42 La titulaire de laMUE fait valoir que le mot «caprice» est un terme laudatif et peut être compris comme une référence à un «changement soudain ou imprévisible de l’attitude ou du comportement», ou comme «un sentiment soudain de désir envers quelqu’un ou quelque chose». Cela peut être le cas, par exemple, de la partie française ou anglophone du public pertinent [17/10/2019, T-
628/18, FRIPAN VIENNOISERIE CAPRICE PUR BEURRE (fig.)/Caprice
(fig.), EU:T:2019:750, § 37]. Toutefois, il est important de noter que le public pertinent en cause est le grand public grec, dans lequel l’anglais n’est pas la langue maternelle de la population. En outre, le mot «caprice» n’est pas un mot anglais de base (ou, par exemple, français) connu dans toute l’Union européenne et, en particulier, la Grèce. La titulaire de la marque de l’Union européenne n’a pas non plus produit d’éléments de preuve susceptibles de convaincre la chambre de recours que le mot «caprice» serait compris par le public pertinent. En d’autres termes, contrairement à ce qu’affirme la titulaire de la marque de l’Union européenne, le mot «caprice» en tant que tel possède un caractère distinctif normal pour les produits en cause et le public pertinent.
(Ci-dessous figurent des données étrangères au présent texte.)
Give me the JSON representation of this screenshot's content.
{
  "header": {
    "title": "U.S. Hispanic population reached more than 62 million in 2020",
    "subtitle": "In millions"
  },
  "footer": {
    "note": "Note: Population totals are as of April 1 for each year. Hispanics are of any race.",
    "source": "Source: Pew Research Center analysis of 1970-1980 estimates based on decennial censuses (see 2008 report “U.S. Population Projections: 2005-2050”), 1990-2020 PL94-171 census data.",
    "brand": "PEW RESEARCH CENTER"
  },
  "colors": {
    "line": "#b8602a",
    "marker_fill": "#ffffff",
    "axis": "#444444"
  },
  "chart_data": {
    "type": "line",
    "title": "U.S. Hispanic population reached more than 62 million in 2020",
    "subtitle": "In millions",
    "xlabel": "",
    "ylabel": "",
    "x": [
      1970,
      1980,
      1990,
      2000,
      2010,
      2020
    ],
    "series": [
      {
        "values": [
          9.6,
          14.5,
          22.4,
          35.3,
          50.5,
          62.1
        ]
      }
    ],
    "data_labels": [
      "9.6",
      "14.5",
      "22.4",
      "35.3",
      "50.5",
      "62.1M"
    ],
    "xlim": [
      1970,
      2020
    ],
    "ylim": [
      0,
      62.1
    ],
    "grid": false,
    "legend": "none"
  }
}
43 En ce qui concerne les autres éléments, hormis le terme dépourvu de signification «fripan», la Chambre présumera également, et ce qui n’est pas contesté, que l’élément «viennoiserie» (qui désigne une catégorie de pâtisserie) et l’élément «pur beurre» (qui signifie «beurre pur» en français) ne seront pas compris par le public pertinent en Grèce.
44 À la lumière de ce qui précède, la chambre de recours partage l’avis de la division d’annulation selon lequel tous les éléments sont tout aussi distinctifs qu’à l’exception de l’ovale de la marque contestée, qui sera perçu comme une simple bordure d’étiquette ou une décoration et qui n’a pas d’importance commerciale.
45 Enfin, comme l’affirme également la titulaire de la marque de l’Union européenne, le mot «fripan» est l’élément dominant dans le signe contesté compte tenu de sa taille, de sa position et de la police de caractères gras (17/10/2019, T-
628/18, Caprice, EU:T:2019:750, § 37).
46 Sur le plan visuel, les signes coïncident par le mot «CAPRICE».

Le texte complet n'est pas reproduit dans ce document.